Um adolescente de 15 anos foi apreendido pela polícia na manhã de sábado, dia 3, suspeito de matar um comerciante em São Carlos, São Paulo.
A funcionária de uma padaria encontrou a cabeça do comerciante Rosemir Aparecido Landi, de 40 anos, e avisou as autoridades. "Eu olhei e achei que era um brinquedo. Quando eu cheguei perto, vi que era a cabeça de um homem e saí correndo. O susto foi tanto que eu pensei: 'Vai que volta e faz coisa pior comigo aqui'. Eu voltei e chamei meu esposo e chamei a polícia. Até então, eles achavam que era um trote e então retornaram a ligação, eu passei o endereço e eles vieram correndo", revelou a funcionária ao site G1.

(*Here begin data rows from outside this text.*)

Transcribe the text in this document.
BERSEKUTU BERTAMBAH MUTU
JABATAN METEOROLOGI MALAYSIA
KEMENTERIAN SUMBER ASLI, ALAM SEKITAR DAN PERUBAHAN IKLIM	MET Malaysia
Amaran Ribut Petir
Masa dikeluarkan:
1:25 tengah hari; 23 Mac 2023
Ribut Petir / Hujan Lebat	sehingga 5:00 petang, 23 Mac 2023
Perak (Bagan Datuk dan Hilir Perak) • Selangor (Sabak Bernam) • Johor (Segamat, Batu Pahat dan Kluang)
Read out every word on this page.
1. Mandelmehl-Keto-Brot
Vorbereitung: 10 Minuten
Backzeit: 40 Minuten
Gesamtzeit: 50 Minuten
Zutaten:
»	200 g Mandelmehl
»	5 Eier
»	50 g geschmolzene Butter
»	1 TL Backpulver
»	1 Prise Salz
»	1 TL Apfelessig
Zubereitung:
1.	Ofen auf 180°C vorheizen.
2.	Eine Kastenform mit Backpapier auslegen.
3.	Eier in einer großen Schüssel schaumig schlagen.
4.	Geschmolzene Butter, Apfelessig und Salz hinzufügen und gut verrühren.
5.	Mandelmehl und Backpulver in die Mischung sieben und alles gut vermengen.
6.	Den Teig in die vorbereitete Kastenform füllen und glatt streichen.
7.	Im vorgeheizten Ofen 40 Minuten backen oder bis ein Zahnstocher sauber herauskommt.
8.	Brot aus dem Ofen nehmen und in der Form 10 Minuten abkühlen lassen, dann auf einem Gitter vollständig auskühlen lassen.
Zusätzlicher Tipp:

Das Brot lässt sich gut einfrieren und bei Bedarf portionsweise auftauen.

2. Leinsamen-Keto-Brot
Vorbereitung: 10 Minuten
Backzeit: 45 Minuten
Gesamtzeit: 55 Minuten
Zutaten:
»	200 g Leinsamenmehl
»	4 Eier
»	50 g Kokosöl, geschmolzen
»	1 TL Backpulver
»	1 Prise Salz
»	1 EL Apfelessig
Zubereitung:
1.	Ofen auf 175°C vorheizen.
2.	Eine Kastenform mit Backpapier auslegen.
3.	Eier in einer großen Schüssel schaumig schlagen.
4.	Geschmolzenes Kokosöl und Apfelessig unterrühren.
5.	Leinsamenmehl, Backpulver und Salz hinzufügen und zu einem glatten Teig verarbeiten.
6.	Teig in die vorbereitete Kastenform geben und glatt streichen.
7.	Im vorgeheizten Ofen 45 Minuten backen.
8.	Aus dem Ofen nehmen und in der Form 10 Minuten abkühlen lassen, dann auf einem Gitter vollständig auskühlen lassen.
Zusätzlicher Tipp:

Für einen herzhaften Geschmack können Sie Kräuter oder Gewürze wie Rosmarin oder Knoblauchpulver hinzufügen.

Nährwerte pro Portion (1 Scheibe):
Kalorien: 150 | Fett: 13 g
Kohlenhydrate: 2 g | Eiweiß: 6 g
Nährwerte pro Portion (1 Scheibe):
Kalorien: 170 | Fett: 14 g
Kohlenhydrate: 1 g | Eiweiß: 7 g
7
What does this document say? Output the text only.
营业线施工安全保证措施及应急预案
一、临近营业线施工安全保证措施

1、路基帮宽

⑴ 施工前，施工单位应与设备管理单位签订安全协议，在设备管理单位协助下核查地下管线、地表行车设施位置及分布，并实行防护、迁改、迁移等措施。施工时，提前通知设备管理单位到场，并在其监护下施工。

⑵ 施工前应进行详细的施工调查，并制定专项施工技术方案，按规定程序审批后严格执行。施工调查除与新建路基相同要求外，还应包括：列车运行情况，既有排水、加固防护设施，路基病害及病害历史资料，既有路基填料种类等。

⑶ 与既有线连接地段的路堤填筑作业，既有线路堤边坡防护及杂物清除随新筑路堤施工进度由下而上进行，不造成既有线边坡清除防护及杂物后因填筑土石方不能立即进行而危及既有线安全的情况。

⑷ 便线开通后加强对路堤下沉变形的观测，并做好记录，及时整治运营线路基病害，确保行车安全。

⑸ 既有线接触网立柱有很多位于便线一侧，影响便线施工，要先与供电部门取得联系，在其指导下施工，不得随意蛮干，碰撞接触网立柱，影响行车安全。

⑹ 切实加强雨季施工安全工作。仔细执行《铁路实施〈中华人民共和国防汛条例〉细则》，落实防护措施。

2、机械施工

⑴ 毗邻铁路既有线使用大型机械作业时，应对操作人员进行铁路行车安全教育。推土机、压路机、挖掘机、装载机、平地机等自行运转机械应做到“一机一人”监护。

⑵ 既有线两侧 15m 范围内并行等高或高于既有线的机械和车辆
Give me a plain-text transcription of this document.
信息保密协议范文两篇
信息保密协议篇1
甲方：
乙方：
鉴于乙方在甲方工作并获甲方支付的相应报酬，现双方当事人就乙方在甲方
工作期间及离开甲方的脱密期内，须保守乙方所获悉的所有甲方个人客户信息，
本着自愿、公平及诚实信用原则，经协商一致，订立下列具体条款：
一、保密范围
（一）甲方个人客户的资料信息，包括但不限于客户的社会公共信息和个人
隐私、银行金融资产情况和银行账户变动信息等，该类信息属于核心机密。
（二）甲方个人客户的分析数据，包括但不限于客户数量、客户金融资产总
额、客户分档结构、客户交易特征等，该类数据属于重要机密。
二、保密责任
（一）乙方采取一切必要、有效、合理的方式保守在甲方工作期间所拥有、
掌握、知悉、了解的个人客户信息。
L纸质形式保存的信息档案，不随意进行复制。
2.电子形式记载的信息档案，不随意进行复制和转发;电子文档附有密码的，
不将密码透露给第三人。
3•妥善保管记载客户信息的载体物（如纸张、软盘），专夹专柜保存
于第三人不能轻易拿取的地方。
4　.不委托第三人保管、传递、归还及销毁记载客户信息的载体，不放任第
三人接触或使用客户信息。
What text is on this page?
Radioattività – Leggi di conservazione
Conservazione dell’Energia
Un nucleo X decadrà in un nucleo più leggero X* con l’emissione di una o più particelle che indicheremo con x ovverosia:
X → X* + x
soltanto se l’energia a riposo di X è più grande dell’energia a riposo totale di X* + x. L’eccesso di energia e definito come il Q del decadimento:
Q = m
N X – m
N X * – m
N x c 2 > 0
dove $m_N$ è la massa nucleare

"Foi realizada a diligência e encontraram o corpo do homem depois de 50 metros do local próximo de onde estava a cabeça, em um terreno", explicou o delegado Gilberto de Aquino, da Delegacia de Investigações Gerais (DIG) de São Carlos. O crime, segundo o delegado, aconteceu no cruzamento da Rua José Zavaglia. No local em que estava o corpo do comerciante, foram encontradas duas facas, de 15 e 30 centímetros, e pedaços de uma cortina, indicando que houve uma tentativa de incêndio.
Inicialmente, a polícia foi informada de que Rosemir não usava drogas, no entanto, testemunhas relataram que o comerciante teria passado a noite de sexta-feira, 2, em um bar na companhia do adolescente suspeito, consumindo cocaína. "Os dois são usuários de drogas, usam cocaína juntos, e por uma pequena discussão ele desferiu um golpe no pescoço e depois o segundo, terceiro, vários golpes contra a vítima, que caiu no chão", declara Gilberto.
Em depoimento, o adolescente teria contado que sempre teve vontade de "cortar a cabeça de alguém". A mãe do suspeito ajudou a polícia a encontrá-lo e o rapaz foi encaminhado à Fundação Casa. O crime ocorreu na madrugada de sábado e a apreensão do adolescente se deu no final da manhã do mesmo dia. Gilberto destaca que este foi o primeiro homicídio do mês de setembro, mas o 20º do ano na cidade. Marco Aurelio Gonçalves Costa, delegado que estava de plantão no momento do crime, revelou estar surpreso com a situação. “Em 25 anos como delegado de polícia é a primeira vez que vejo algo assim tão violento como a decapitação”, afirmou Marco Aurelio.